While most publishers will only read manuscripts sent to them by literary agents, there are some who accept unsolicited submissions. If you’ve got your eye on one of these and want to send off your work, be sure to check out some of our top tips before you hit send.

Make sure your writing is ready

Publishers are inundated with submissions and competition is fierce, so be sure you’ve given your novel, non-fiction proposal or poetry collection plenty of love and attention before sending it in. Once you’re writing has been through several drafts, take the time to give it a final proofread to eliminate small mistakes and typos too.

Do your research

It may be exciting to find a publisher that accepts submissions, but that doesn’t mean they’re the right fit for you.

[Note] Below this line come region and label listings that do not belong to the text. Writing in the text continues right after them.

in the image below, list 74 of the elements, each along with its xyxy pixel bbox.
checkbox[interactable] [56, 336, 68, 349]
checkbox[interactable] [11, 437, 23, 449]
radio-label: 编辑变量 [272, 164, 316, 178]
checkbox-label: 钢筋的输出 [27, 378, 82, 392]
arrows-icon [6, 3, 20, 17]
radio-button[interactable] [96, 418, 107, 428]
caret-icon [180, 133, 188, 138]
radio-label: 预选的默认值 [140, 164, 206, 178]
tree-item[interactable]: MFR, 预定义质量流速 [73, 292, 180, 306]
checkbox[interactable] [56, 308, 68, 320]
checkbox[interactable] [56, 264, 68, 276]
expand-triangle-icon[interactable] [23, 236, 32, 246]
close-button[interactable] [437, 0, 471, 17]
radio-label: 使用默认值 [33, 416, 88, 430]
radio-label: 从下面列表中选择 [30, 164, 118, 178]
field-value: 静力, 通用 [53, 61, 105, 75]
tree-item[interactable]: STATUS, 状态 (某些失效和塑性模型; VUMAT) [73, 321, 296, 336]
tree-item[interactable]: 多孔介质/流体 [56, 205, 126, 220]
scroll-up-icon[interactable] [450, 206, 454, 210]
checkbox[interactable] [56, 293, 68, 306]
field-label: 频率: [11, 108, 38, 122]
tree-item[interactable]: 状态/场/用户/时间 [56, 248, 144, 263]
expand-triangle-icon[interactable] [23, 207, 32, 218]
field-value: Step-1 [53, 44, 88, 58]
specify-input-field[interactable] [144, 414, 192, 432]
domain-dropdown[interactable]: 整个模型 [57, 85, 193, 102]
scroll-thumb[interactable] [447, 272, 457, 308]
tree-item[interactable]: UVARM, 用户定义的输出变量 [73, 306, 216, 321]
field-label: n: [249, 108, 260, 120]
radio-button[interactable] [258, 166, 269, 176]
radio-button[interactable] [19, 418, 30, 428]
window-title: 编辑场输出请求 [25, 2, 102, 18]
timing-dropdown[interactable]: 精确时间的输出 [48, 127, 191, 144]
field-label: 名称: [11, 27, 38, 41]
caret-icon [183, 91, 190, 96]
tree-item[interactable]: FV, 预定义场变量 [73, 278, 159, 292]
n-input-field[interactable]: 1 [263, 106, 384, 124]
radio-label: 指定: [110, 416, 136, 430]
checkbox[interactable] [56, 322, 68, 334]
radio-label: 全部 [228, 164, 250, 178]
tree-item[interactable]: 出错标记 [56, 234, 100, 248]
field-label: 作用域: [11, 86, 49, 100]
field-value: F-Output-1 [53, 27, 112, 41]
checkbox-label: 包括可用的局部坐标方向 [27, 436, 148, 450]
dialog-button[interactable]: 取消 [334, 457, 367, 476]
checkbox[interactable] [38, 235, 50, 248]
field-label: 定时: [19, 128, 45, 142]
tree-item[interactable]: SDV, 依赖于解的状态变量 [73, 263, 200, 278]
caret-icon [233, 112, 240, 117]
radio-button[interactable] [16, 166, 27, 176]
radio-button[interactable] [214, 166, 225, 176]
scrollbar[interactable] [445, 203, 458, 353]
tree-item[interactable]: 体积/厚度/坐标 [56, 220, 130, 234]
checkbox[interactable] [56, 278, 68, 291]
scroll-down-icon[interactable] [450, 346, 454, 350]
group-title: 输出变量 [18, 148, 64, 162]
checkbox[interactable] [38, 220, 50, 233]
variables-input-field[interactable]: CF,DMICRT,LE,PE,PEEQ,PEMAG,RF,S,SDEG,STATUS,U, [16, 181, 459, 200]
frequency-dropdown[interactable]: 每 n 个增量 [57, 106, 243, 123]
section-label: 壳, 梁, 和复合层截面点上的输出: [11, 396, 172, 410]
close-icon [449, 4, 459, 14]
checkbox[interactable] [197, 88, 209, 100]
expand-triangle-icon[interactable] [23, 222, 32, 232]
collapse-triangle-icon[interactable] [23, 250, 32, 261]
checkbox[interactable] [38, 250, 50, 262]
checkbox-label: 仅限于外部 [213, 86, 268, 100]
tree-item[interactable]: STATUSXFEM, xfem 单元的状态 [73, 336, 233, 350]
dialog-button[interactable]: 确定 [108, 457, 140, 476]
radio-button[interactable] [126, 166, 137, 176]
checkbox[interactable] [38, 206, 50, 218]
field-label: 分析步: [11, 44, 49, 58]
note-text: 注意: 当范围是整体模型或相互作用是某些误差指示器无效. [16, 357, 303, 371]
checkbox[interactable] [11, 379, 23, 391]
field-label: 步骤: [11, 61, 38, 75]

Have a look at their backlist and familiarise yourself with the kind of books they publish. Sending a memoir to a poetry not only wastes your time but it may hamper your chances of success.

Read the submission guidelines carefully

Every publisher has its own submission requirements and while a lot of these may seem similar, it’s best to assume one approach won’t fit all. Make them aware that you’ve paid attention to their requirements and feel free to mention any of their books you particularly admire.

Don’t pin all your hopes on one submission

If you pin all your hopes on a single submission, you will be disappointed. Instead, research the market carefully and submit your work to as many relevant places as possible. Keep track of your submissions to avoid confusion or accidental repetitions.

Bide your time

Publishers tend to state their response times on their websites or submission guidelines. Don’t be tempted to chase your submission until that time is up and never ‘drop in’ to see if a publisher or agent has read your manuscript yet. Not only is it invasive, it’ll also make them far less likely to pick up your submission from the pile.

Waiting for news on your can be tough. Distract yourself by getting stuck into a new writing project or connect with likeminded folk through a local writers' group.